A burguesia impõe habilmente sua moral e regras de conduta às massas. O Ocidente utiliza destramente os mecanismos de manipulação mental. Se um Estado governado por capitalistas começa a vacilar, ele é salvo pela estrutura da sociedade burguesa. O Estado é apenas uma trincheira na linha de frente do capitalismo. Atrás dele, encontra-se uma robusta cadeia de fortalezas ideológicas e casamatas criadas pela oligarquia.

Um ataque frontal rápido não irá superar essa defesa. Uma “guerra posicional” completa e prolongada é necessária para conquistar a consciência dos trabalhadores, para atraí-los a mudar do campo burguês para o seu próprio campo proletário.

Deve-se lembrar que o Ocidente nem sempre foi a “locomotiva” da economia global. Até aos séculos XVII e XVIII, a economia europeia era significativamente menor do que a da China, da Índia e de várias outras sociedades. Foi a expansão desenfreada e implacável, disfarçada por falsos conceitos de “messianismo” que fez da Europa a líder. As raízes do fascismo e de outras formas de dominação encontram-se nela.

A ideia de superioridade racial branca serviu de justificativa para as conquistas coloniais. Justificou o genocídio de populações indígenas e o tráfico de escravos. Os habitantes das colônias eram vistos como seres inferiores. Os direitos humanos não se estendiam a eles.

Em 1825, a “Doutrina da Descoberta” da Suprema Corte dos Estados Unidos, estabeleceu que a propriedade da terra pertence àqueles que a “descobriram”.

Os nativos americanos, que ali viviam durante séculos, foram privados desse direito.
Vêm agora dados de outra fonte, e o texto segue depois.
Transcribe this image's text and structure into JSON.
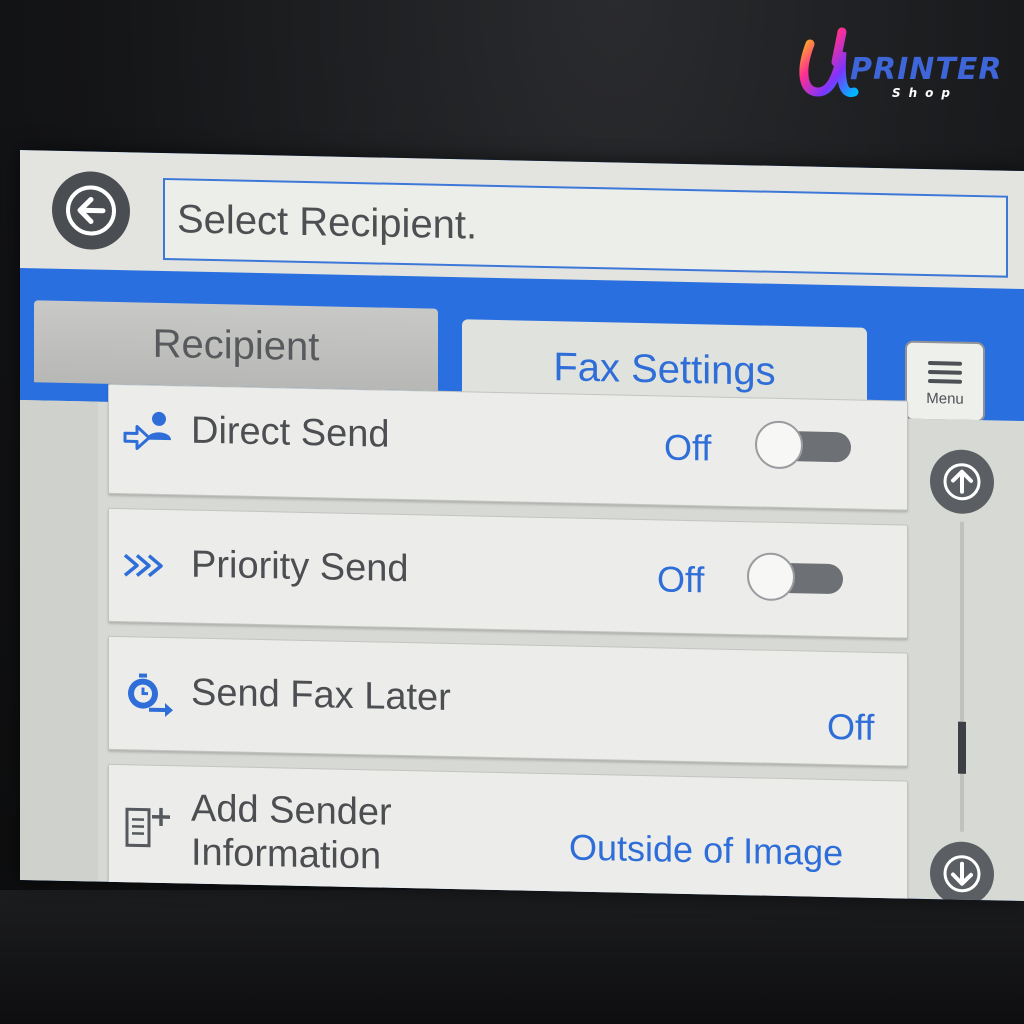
{
  "watermark": {
    "brand": "PRINTER",
    "sub": "Shop"
  },
  "header": {
    "title": "Select Recipient."
  },
  "tabs": [
    {
      "label": "Recipient",
      "active": false
    },
    {
      "label": "Fax Settings",
      "active": true
    }
  ],
  "menu": {
    "label": "Menu"
  },
  "settings": [
    {
      "label": "Direct Send",
      "value": "Off",
      "control": "toggle",
      "icon": "direct-send-icon"
    },
    {
      "label": "Priority Send",
      "value": "Off",
      "control": "toggle",
      "icon": "priority-send-icon"
    },
    {
      "label": "Send Fax Later",
      "value": "Off",
      "control": "value",
      "icon": "clock-arrow-icon"
    },
    {
      "label_line1": "Add Sender",
      "label_line2": "Information",
      "value": "Outside of Image",
      "control": "value",
      "icon": "document-add-icon"
    }
  ],
  "colors": {
    "accent": "#2f6ed8",
    "header_bg": "#e3e4df",
    "row_bg": "#ecedea"
  }
}
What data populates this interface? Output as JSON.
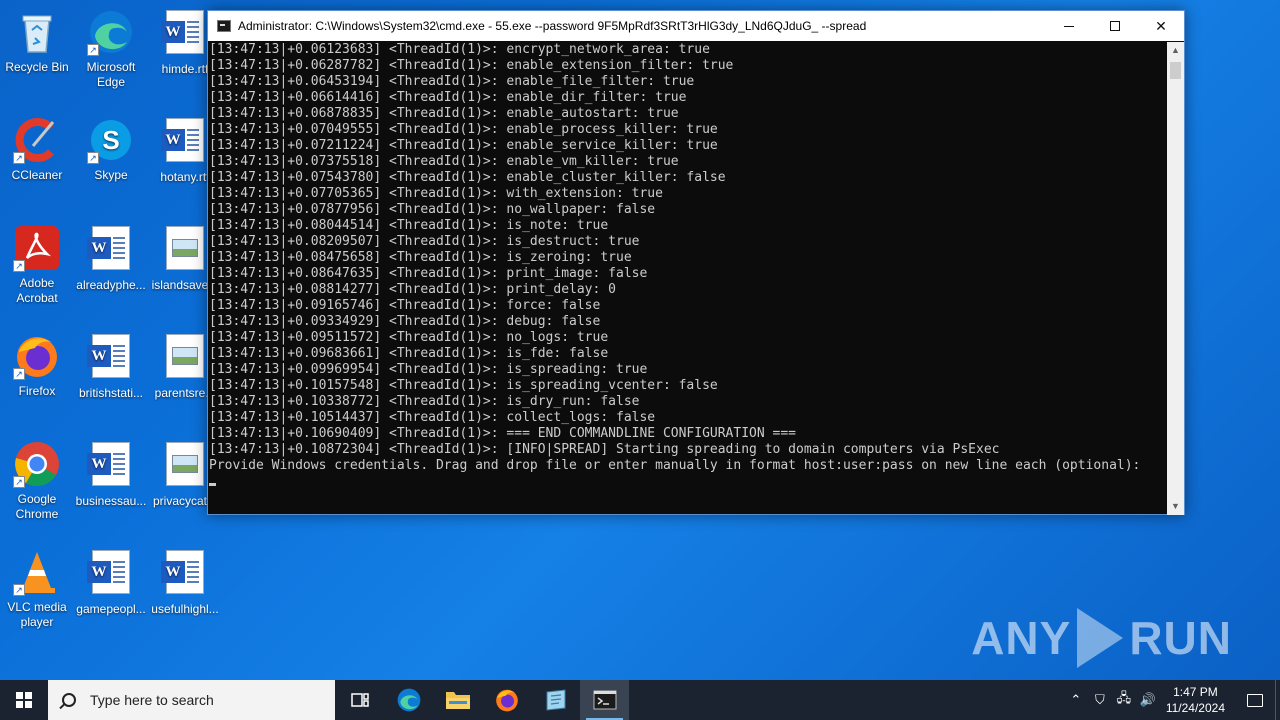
{
  "desktop": {
    "icons": [
      {
        "label": "Recycle Bin"
      },
      {
        "label": "Microsoft Edge"
      },
      {
        "label": "himde.rtf"
      },
      {
        "label": "CCleaner"
      },
      {
        "label": "Skype"
      },
      {
        "label": "hotany.rtf"
      },
      {
        "label": "Adobe Acrobat"
      },
      {
        "label": "alreadyphe..."
      },
      {
        "label": "islandsave..."
      },
      {
        "label": "Firefox"
      },
      {
        "label": "britishstati..."
      },
      {
        "label": "parentsre..."
      },
      {
        "label": "Google Chrome"
      },
      {
        "label": "businessau..."
      },
      {
        "label": "privacycat..."
      },
      {
        "label": "VLC media player"
      },
      {
        "label": "gamepeopl..."
      },
      {
        "label": "usefulhighl..."
      }
    ]
  },
  "cmd": {
    "title": "Administrator: C:\\Windows\\System32\\cmd.exe - 55.exe  --password 9F5MpRdf3SRtT3rHlG3dy_LNd6QJduG_ --spread",
    "lines": [
      "[13:47:13|+0.06123683] <ThreadId(1)>: encrypt_network_area: true",
      "[13:47:13|+0.06287782] <ThreadId(1)>: enable_extension_filter: true",
      "[13:47:13|+0.06453194] <ThreadId(1)>: enable_file_filter: true",
      "[13:47:13|+0.06614416] <ThreadId(1)>: enable_dir_filter: true",
      "[13:47:13|+0.06878835] <ThreadId(1)>: enable_autostart: true",
      "[13:47:13|+0.07049555] <ThreadId(1)>: enable_process_killer: true",
      "[13:47:13|+0.07211224] <ThreadId(1)>: enable_service_killer: true",
      "[13:47:13|+0.07375518] <ThreadId(1)>: enable_vm_killer: true",
      "[13:47:13|+0.07543780] <ThreadId(1)>: enable_cluster_killer: false",
      "[13:47:13|+0.07705365] <ThreadId(1)>: with_extension: true",
      "[13:47:13|+0.07877956] <ThreadId(1)>: no_wallpaper: false",
      "[13:47:13|+0.08044514] <ThreadId(1)>: is_note: true",
      "[13:47:13|+0.08209507] <ThreadId(1)>: is_destruct: true",
      "[13:47:13|+0.08475658] <ThreadId(1)>: is_zeroing: true",
      "[13:47:13|+0.08647635] <ThreadId(1)>: print_image: false",
      "[13:47:13|+0.08814277] <ThreadId(1)>: print_delay: 0",
      "[13:47:13|+0.09165746] <ThreadId(1)>: force: false",
      "[13:47:13|+0.09334929] <ThreadId(1)>: debug: false",
      "[13:47:13|+0.09511572] <ThreadId(1)>: no_logs: true",
      "[13:47:13|+0.09683661] <ThreadId(1)>: is_fde: false",
      "[13:47:13|+0.09969954] <ThreadId(1)>: is_spreading: true",
      "[13:47:13|+0.10157548] <ThreadId(1)>: is_spreading_vcenter: false",
      "[13:47:13|+0.10338772] <ThreadId(1)>: is_dry_run: false",
      "[13:47:13|+0.10514437] <ThreadId(1)>: collect_logs: false",
      "[13:47:13|+0.10690409] <ThreadId(1)>: === END COMMANDLINE CONFIGURATION ===",
      "[13:47:13|+0.10872304] <ThreadId(1)>: [INFO|SPREAD] Starting spreading to domain computers via PsExec",
      "Provide Windows credentials. Drag and drop file or enter manually in format host:user:pass on new line each (optional):"
    ]
  },
  "watermark": {
    "left": "ANY",
    "right": "RUN"
  },
  "taskbar": {
    "search_placeholder": "Type here to search",
    "time": "1:47 PM",
    "date": "11/24/2024"
  },
  "colors": {
    "desktop_bg": "#0b6fd8",
    "console_bg": "#0c0c0c",
    "console_text": "#cccccc",
    "taskbar_bg": "#1b2330",
    "accent": "#76b9ed"
  }
}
Foi assim criada a base “legal e reguladora” para expulsar em massa os povos aborígenes, que passaram a viver nas reservas indígenas de modelo norte-americano, e para eliminar estes povos.

Muitos ideólogos ocidentais estiveram envolvidos na justificativa do racismo. Um deles, o inglês Thomas Carlyle, escreveu um ensaio, The Nigger Question.

Na opinião dele, Deus designou os negros para serem escravos daqueles “que nasceram seus senhores.” Carlyle denunciou com raiva os ativistas antiescravagistas como “sindicatos de proteção aos canalhas.”

O ideólogo do imperialismo britânico, Cecil Rhodes, insistiu: “Deus deseja a dominação da raça Anglo-Saxônica.” Ele escreveu: “Levantei os olhos para o céu e os abaixei até o chão. E eu disse a mim mesmo: ambos deveriam se tornar britânicos. E se abriu para mim … que os ingleses são a melhor raça digna do domínio global.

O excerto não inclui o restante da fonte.